On the remote hills of the Far- West, road building is a communal activity - not even the village shaman is left out.
As we were travelling on a newly laid out road through the Far-West, our vehicle was caught in a Kathmandu-like congestion. A thin, unassuming man carrying a red flag signaled the vehicle in the front to stop. A construction truck had seized up, bringing the roadwork to a halt.
Road construction is a communal effort in these unchanged hills. No matter what your role in the community is, building roads means extra money—and everyone can use a bit of extra money. No one is left behind, not even the village jhankri(Shaman). The man with the flag – given away by his metal bangles – turned out to be the village jhankri. Despite the superhuman powers to heal the sick and wounded with drums, brooms and eggs, he still has limitations. Money is a limitation. And working for a donor-funded road project temporarily alleviates that limitation.
The Jhankri’s name was Bir Bahadur Bhattarai—a former policeman who had given up his dutiful occupation to follow his divine calling. The fifty-three year old had his first visions twenty years ago. Disturbed and confused, he pleaded to other jhankris to find an answer. The seniors conducted a ritual to test his claims, asking him to perform tasks under trance. He was asked to find a wild leopard in the jungle, which he did. Convinced, he was ordained by the seniors.
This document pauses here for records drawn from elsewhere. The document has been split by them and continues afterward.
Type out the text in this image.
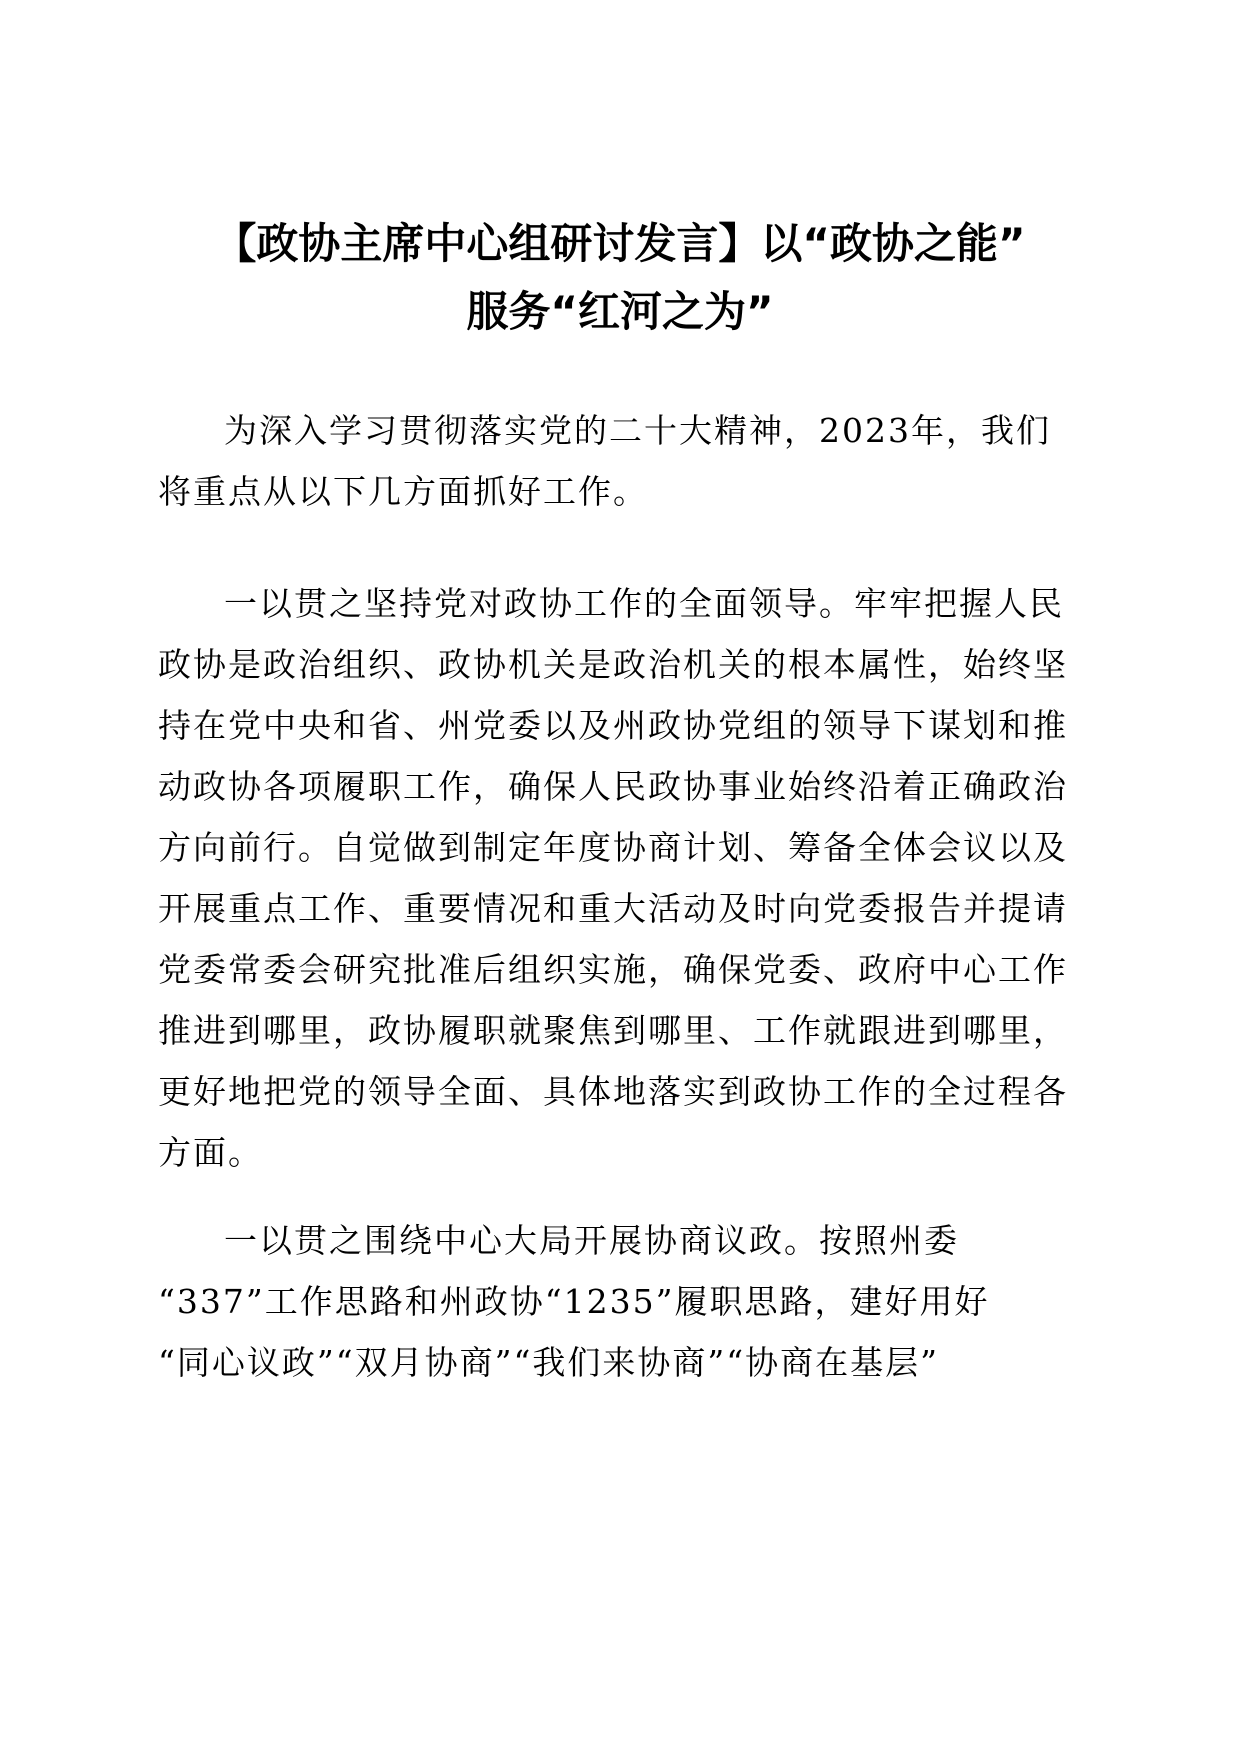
【政协主席中心组研讨发言】以“政协之能”
服务“红河之为”
为深入学习贯彻落实党的二十大精神，2023年，我们
将重点从以下几方面抓好工作。
一以贯之坚持党对政协工作的全面领导。牢牢把握人民
政协是政治组织、政协机关是政治机关的根本属性，始终坚
持在党中央和省、州党委以及州政协党组的领导下谋划和推
动政协各项履职工作，确保人民政协事业始终沿着正确政治
方向前行。自觉做到制定年度协商计划、筹备全体会议以及
开展重点工作、重要情况和重大活动及时向党委报告并提请
党委常委会研究批准后组织实施，确保党委、政府中心工作
推进到哪里，政协履职就聚焦到哪里、工作就跟进到哪里，
更好地把党的领导全面、具体地落实到政协工作的全过程各
方面。
一以贯之围绕中心大局开展协商议政。按照州委
“337”工作思路和州政协“1235”履职思路，建好用好
“同心议政”“双月协商”“我们来协商”“协商在基层”
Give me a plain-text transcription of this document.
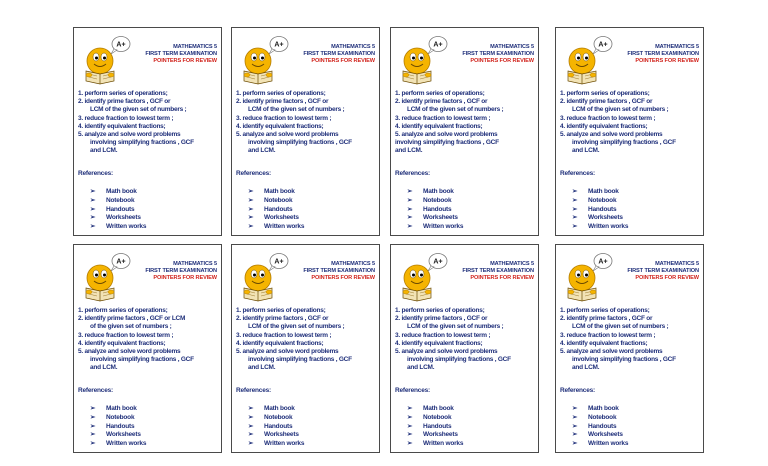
A+	MATHEMATICS 5
FIRST TERM EXAMINATION
POINTERS FOR REVIEW
1. perform series of operations;
2. identify prime factors , GCF or
LCM of the given set of numbers ;
3. reduce fraction to lowest term ;
4. identify equivalent fractions;
5. analyze and solve word problems
involving simplifying fractions , GCF
and LCM.
References:
➢ Math book
➢ Notebook
➢ Handouts
➢ Worksheets
➢ Written works
A+	MATHEMATICS 5
FIRST TERM EXAMINATION
POINTERS FOR REVIEW
1. perform series of operations;
2. identify prime factors , GCF or
LCM of the given set of numbers ;
3. reduce fraction to lowest term ;
4. identify equivalent fractions;
5. analyze and solve word problems
involving simplifying fractions , GCF
and LCM.
References:
➢ Math book
➢ Notebook
➢ Handouts
➢ Worksheets
➢ Written works
A+	MATHEMATICS 5
FIRST TERM EXAMINATION
POINTERS FOR REVIEW
1. perform series of operations;
2. identify prime factors , GCF or
LCM of the given set of numbers ;
3. reduce fraction to lowest term ;
4. identify equivalent fractions;
5. analyze and solve word problems
involving simplifying fractions , GCF
and LCM.
References:
➢ Math book
➢ Notebook
➢ Handouts
➢ Worksheets
➢ Written works
A+	MATHEMATICS 5
FIRST TERM EXAMINATION
POINTERS FOR REVIEW
1. perform series of operations;
2. identify prime factors , GCF or
LCM of the given set of numbers ;
3. reduce fraction to lowest term ;
4. identify equivalent fractions;
5. analyze and solve word problems
involving simplifying fractions , GCF
and LCM.
References:
➢ Math book
➢ Notebook
➢ Handouts
➢ Worksheets
➢ Written works
A+	MATHEMATICS 5
FIRST TERM EXAMINATION
POINTERS FOR REVIEW
1. perform series of operations;
2. identify prime factors , GCF or LCM
of the given set of numbers ;
3. reduce fraction to lowest term ;
4. identify equivalent fractions;
5. analyze and solve word problems
involving simplifying fractions , GCF
and LCM.
References:
➢ Math book
➢ Notebook
➢ Handouts
➢ Worksheets
➢ Written works
A+	MATHEMATICS 5
FIRST TERM EXAMINATION
POINTERS FOR REVIEW
1. perform series of operations;
2. identify prime factors , GCF or
LCM of the given set of numbers ;
3. reduce fraction to lowest term ;
4. identify equivalent fractions;
5. analyze and solve word problems
involving simplifying fractions , GCF
and LCM.
References:
➢ Math book
➢ Notebook
➢ Handouts
➢ Worksheets
➢ Written works
A+	MATHEMATICS 5
FIRST TERM EXAMINATION
POINTERS FOR REVIEW
1. perform series of operations;
2. identify prime factors , GCF or
LCM of the given set of numbers ;
3. reduce fraction to lowest term ;
4. identify equivalent fractions;
5. analyze and solve word problems
involving simplifying fractions , GCF
and LCM.
References:
➢ Math book
➢ Notebook
➢ Handouts
➢ Worksheets
➢ Written works
A+	MATHEMATICS 5
FIRST TERM EXAMINATION
POINTERS FOR REVIEW
1. perform series of operations;
2. identify prime factors , GCF or
LCM of the given set of numbers ;
3. reduce fraction to lowest term ;
4. identify equivalent fractions;
5. analyze and solve word problems
involving simplifying fractions , GCF
and LCM.
References:
➢ Math book
➢ Notebook
➢ Handouts
➢ Worksheets
➢ Written works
Ever since, the sickly and the wounded in his village have come to him hoping for a cure.
The broken truck was fixed and the road opened up in a short while. The jhankri, performing his other job, signaled the vehicles to move. We got moving as he was about to end his shift for the day, and head back to his home where he can rest his different roles for a while. We drove into the evening surrounded by hills marred by wildfires.